Norway’s road construction giant to cut CO2 emissions in half with the help of hydrogen

Ikke lenger Bellonas. Mesta tar nå over hydrogenbilen og stafettpinnen mot fremtidens utslippsfrie hydrogensamfunn.
Foto: Bellona/Isak Oksvold

Publish date: May 3, 2005

Written by: Hanne Bakke

Translated by: Eivind Trædal

Mesta, Norway’s state owned road construction and maintenance giant, has ambitious plans of cutting their own carbon dioxide emission by 50 percent by December 2012, and has, to this end, put Norway’s first hydrogen vehicle—on lease from The Bellona Foundation—into commercial use this week.

The majority of Mesta’s carbon dioxide emissions comes from their vehicle and machine fleet of 17,000, which ploughs through 13.5m litres of diesel fuel annually. The state owned company has approximately 6400 employees, and an annual turnover of about € 770 million. The climate will therefore suffer less through more effective use of alternative fuels by the mammoth company.

It was Mesta CEO Kyrre Olaf Johannesen, who announced the ambitious emissions-cutting programme last week.

“We believe this is a good way of uniting environmental concerns with good business. We want to prove to the rest of the industry, as well as the government, that this goal is possible,” said Johannesen in an interview with Bellona Web.

Pioneers of Hydrogen in Norway
Mesta, as the first company in Norway to make use of hydrogen as a fuel, is one of the country’s links in making greenhouse gas cuts. Mesta Oslo has, as yet, the first Norwegian hydrogen powered vehicle. The vehicle will function as one of Mesta’s so-called roadmaster vehicles, which are responsible for surveying roads and infrastructure, and the car will frequently patrol the streets of Oslo.

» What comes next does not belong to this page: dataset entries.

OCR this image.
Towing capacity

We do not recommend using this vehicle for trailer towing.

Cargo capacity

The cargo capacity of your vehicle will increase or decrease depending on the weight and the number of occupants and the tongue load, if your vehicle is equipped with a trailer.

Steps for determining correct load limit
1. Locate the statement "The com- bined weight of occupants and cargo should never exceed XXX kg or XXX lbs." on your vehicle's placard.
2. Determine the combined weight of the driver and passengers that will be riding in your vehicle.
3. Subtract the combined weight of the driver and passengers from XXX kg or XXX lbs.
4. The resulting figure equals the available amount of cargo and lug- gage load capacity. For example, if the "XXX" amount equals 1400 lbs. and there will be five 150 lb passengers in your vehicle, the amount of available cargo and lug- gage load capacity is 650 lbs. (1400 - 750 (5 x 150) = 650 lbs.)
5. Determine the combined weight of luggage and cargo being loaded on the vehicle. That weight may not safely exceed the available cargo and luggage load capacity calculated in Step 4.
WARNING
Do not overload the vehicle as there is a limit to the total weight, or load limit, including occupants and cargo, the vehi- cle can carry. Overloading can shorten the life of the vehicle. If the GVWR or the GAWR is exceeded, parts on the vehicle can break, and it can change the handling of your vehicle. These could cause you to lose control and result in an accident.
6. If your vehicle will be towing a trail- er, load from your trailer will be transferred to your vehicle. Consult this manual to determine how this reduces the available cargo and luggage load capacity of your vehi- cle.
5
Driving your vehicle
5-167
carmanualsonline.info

Mesta is the Norway’s leading company in construction and maintenance of roads, and has divisions throughout the country. The company envisions a steady increase in the amount of hydrogen-powered cars as soon as they become available. The hydrogen car Mesta is now using is leased from The Bellona Foundation, which has worked since 2002 to get the vehicle operational, approved and registered for Norwegian road use. The car was delivered to Mesta in March and underwent slight alteration before taking to the road in Mesta colours.

Bellona leader Frederic Hauge was positive about Mesta move in the direction of hydrogen

“ This shows that Mesta is a responsible company that is serious about the current climate challenges,” said Hauge.

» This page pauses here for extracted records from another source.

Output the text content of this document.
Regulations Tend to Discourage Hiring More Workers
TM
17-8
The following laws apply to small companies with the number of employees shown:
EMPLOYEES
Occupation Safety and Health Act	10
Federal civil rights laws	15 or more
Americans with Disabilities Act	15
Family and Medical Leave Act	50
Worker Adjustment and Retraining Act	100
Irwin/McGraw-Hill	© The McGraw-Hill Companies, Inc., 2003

“The fact that such a big company is taking the lead is of great significance for our environmental agenda. We’re impressed that Mesta has been willing to carry this heavy load with us.”

Big challenges
Mesta has the recipe ready when it comes to cutting their climate gas emissions: efficiency and use of alternate fuels. Increased efficiency is going to be achieved by using GPS-navigation. This will help drivers to find the shortest route, saving large quantities of fuel annually. At the same time, Mesta will switch from ordinary mineral diesel to biodiesel throughout its vehicle and machine fleet over the next seven years. This is a gradual procedure. It will reduce emissions, but will also take time to implement. One reason is that biodiesel is harder to handle than mineral diesel and the vehicles running on biodiesel will need more frequent maintenance.

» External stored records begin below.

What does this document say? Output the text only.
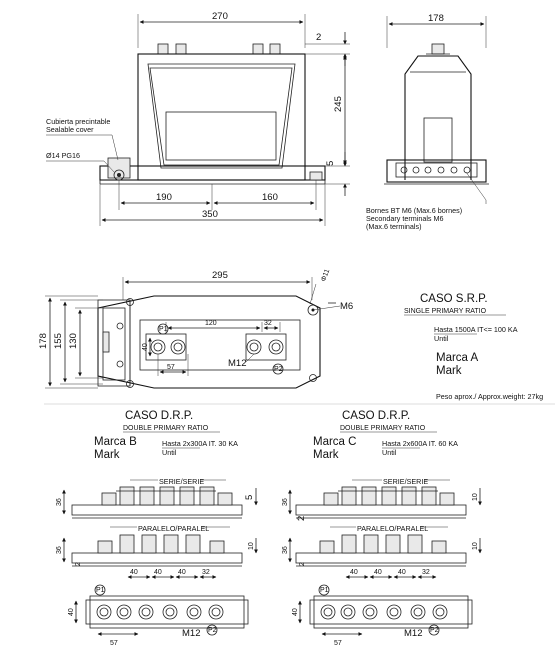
270
2
245
5
190	160
350
Cubierta precintable
Sealable cover
Ø14 PG16
178
Bornes BT M6 (Max.6 bornes)
Secondary terminals M6
(Max.6 terminals)
295	Φ11
P1
P2
M6
120	32
40
57	M12
178 155 130
CASO S.R.P.
SINGLE PRIMARY RATIO
Hasta 1500A IT<= 100 KA
Until
Marca A
Mark
Peso aprox./ Approx.weight: 27kg
CASO D.R.P.
DOUBLE PRIMARY RATIO
Marca B
Mark
Hasta 2x300A IT. 30 KA
Until
SERIE/SERIE
36
5
PARALELO/PARALEL
36
2
10
40 40 40 32
P1
P2
40
57
M12
CASO D.R.P.
DOUBLE PRIMARY RATIO
Marca C
Mark
Hasta 2x600A IT. 60 KA
Until
SERIE/SERIE
36
2
10
PARALELO/PARALEL
36
2
10
40 40 40 32
P1
P2
40
57
M12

Bellona expects Mesta’s initiative to be key for further use and distribution of alternative fuels in the future.

“We have been waiting for a company willing to take o the cost of being the pioneer in this field. Now, there is a demand for both hydrogen and biodiesel in the Oslo-region, which will make the introduction of these fuels much easier,” said Isak Oksvold, Bellona’s hydrogen project manager.

“I’m sure Mesta’s initiative will set a best-practice in the industry. It’s also nice to see that the hydrogen car we have managed to get registered is finally being put to good use after almost 3 years of modifications and approvals.”

Mesta has been a member of Bellonas business community programme for co-operation with companies and industry since 2003.